Comment It's about what content gets *listened* to (Score 2) 88

I'm old. I consume all kinds of content at variable speed depending on how interested I am in it and what I need out of it.

Because I'm *reading* it.

More and more young people *only* listen to and watch videos. You skim some articles? They're doing the same thing, but reading less.

The other factor is, especially on YouTube, videos are garbage. The algorithm/ad model rewards length. There's lots of really interesting, informative stuff on YouTube, but dragged out to an hour for five minute content. It's going to make AI summaries seem way more useful than they should be to the same crowd.

Comment It doesn't have to surpass Windows to be big (Score 5, Interesting) 62

It's already night and day using a Linux desktop with regard to how vendors support it from a few years ago. Not that long ago, expecting things like Netflix and Spotify to work was out of the question, now you can pretty much assume they are all aware of and support Linux.

More and more hardware vendors, peripheral makers, are contributing their own support, directly to the kernel. I bought a PS5 controller a few years ago but no PS5, because I saw Sony had contributed the drivers directly to the kernel, and they work great. It seems extremely likely that in another 2-3 years, it will surpass 10%. At that point, you'll really be able to expect to go and say, buy a mouse or a monitor or some USB speakers, and have the hardware manufacturer be paying attention to Linux. At that point, I don't really care what the market share is, but normal people can have a big tech alternative without a lot of hoops to jump through, and that's a good thing.

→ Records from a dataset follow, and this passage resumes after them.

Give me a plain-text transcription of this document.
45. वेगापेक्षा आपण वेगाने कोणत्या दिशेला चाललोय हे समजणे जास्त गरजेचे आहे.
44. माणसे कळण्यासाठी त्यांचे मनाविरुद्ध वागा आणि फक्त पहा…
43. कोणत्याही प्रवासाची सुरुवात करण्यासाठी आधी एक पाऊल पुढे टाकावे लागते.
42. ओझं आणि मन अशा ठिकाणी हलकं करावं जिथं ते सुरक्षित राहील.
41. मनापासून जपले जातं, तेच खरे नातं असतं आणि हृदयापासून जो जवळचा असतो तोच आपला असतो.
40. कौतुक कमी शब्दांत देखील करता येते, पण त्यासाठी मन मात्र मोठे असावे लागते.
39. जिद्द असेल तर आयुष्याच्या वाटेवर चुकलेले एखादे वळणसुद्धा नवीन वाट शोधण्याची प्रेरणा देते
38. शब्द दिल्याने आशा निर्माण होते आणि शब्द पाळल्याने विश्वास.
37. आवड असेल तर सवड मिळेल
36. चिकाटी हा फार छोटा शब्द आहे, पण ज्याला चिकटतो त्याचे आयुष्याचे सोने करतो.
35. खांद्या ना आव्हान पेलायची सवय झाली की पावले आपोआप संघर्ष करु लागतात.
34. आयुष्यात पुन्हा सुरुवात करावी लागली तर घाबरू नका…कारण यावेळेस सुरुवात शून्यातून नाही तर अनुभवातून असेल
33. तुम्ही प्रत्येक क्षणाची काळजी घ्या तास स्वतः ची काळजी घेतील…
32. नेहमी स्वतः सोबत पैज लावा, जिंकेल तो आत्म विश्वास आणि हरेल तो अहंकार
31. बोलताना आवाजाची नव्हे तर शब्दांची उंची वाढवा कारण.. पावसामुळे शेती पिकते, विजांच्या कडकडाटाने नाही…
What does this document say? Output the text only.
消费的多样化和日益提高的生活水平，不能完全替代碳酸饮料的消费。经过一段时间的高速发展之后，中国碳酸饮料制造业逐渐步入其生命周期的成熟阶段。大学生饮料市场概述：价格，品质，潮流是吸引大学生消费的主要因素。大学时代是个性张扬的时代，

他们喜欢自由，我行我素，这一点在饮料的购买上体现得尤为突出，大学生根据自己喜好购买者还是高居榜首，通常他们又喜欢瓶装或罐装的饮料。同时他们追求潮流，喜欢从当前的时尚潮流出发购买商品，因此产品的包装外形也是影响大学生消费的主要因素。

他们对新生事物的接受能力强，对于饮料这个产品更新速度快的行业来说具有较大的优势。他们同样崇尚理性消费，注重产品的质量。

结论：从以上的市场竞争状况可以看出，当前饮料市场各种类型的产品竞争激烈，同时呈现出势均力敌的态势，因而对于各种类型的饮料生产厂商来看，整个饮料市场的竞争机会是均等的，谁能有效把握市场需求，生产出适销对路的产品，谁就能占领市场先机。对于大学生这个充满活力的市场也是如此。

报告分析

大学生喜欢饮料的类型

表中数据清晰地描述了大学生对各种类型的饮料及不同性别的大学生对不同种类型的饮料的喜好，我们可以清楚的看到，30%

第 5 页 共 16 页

Comment Re:What They Refuse To Tell You (Score 1) 41

Yeah. I mean a few weeks ago on github, I accidentally clicked the preconfigured "generate me a Pong game" prompt and played around with it for all of ten minutes.

So I mean, technically I've tried Copilot . . .

And it was alright, pretty cool even, but come on. It's not as if I was flocking to it, they put it in front of everyone on Github, a thing they bought.

Comment Re:Steam Decks (Score 4, Informative) 38

For sure, but it's definitely just part of it. They break down the hardware and distros used. SteamOS is a bit under 30%.

The momentum is undeniable. At this rate it could pretty easily break 10% in 3-5 years. It's already having a lot of subtle but important effects. Peripheral makers like 8bitdo, Hori, and even Sony, are all supporting Linux all of a sudden. Tons of game publishers are too.

Comment Re:The end of data breach fatigue (Score 1) 117

Oh yeah, it absolutely played a big part. This timeline of 2FA even has a special section about it:

https://www.newamerica.org/in-...

Basically Apple had to scramble, to both insist that their systems were not hacked, but also that they were doing something about it. So they finally started pushing 2FA, and where Apple goes, the industry goes.

Comment The end of data breach fatigue (Score 4, Insightful) 117

There's a cyber security angle to this story that I don't think is getting talked about nearly enough.

I think it was the Target breach a few years ago, where a huge number of non-techie people just stopped caring about data breaches. They gave up "I just assume my data is out there anyways" and the like became a normal line.

But with this . . . people are going to get mad. The "fappening" moved the needle. In about a year suddenly every big company adopted 2FA. Will this finally make the US adopt some serious data protection rules? Will the class action against Tea that's likely coming actually drive them out of business?

Big precedent setting events are likely on the way.